B cells, also known as humoral cells, are a type of immune cell that make antibodies and are made in the bone marrow.

"This may be a great solution in the short-term, but it does not provide a lifelong solution," Biniwale told CNN.

It's still unclear whether this procedure would be viable in an adult patient, according to Turek, because the thymus shrinks as people age and bone marrow becomes responsible for making T cells.

"That's one of the things we're looking at in the laboratory, as well as to find out what is our suitable donor age. We believe it's probably going to be somewhere in early adulthood to where you would still have a viable thymus for transplant purposes," Turek said.

There is even the potential for cultured thymus transplants to accompany xenotransplants, which is when animal organs are transplanted into humans.

A man who was the first to receive a genetically modified pig heart transplant died Tuesday, two months after his surgery. Turek says a cultured thymus transplant might remove the need for high doses of the immune-suppressing medication that the man needed.

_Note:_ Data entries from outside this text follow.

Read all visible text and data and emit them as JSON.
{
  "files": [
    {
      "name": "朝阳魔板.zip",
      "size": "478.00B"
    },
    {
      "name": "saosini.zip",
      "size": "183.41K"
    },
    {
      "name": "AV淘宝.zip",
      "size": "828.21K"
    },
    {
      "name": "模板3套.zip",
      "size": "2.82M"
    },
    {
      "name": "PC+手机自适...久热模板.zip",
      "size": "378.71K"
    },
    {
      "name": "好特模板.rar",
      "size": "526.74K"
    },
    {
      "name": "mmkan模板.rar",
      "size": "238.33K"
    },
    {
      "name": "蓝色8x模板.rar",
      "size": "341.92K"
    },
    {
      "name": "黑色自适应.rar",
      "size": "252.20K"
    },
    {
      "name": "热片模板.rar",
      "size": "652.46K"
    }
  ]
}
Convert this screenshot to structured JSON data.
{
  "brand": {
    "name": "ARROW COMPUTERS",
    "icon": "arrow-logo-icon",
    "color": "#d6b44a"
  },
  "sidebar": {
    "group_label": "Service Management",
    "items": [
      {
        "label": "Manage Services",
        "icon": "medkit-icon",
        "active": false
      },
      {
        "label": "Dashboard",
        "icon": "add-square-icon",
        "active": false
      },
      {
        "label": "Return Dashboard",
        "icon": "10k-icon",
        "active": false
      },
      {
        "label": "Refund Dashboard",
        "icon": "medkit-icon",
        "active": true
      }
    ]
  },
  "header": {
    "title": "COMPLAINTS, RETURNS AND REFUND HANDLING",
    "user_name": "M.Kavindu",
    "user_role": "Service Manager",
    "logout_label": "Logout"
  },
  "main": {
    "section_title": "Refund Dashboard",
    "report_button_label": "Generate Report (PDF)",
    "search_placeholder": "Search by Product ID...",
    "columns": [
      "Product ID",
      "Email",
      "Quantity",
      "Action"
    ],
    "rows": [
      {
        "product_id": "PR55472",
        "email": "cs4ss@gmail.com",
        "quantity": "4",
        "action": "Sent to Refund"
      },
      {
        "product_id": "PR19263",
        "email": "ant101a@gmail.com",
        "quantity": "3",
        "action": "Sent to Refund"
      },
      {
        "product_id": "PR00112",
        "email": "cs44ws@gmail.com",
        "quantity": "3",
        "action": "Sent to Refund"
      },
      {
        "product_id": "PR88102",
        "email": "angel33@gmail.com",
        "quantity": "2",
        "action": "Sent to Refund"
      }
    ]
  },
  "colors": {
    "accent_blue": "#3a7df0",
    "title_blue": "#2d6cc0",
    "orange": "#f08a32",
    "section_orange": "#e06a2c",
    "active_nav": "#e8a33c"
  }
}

Seven months after his own surgeries, Easton celebrated his first birthday and "is thriving at home," according to Sinnamon.

"When we brought him home, he couldn't even hold his head up. We had to carry him around like a newborn baby, and now he's walking around the house and laughing and playing with his sister on the floor," she said. "If you looked at him now, you would have no idea that he went through everything that he went through."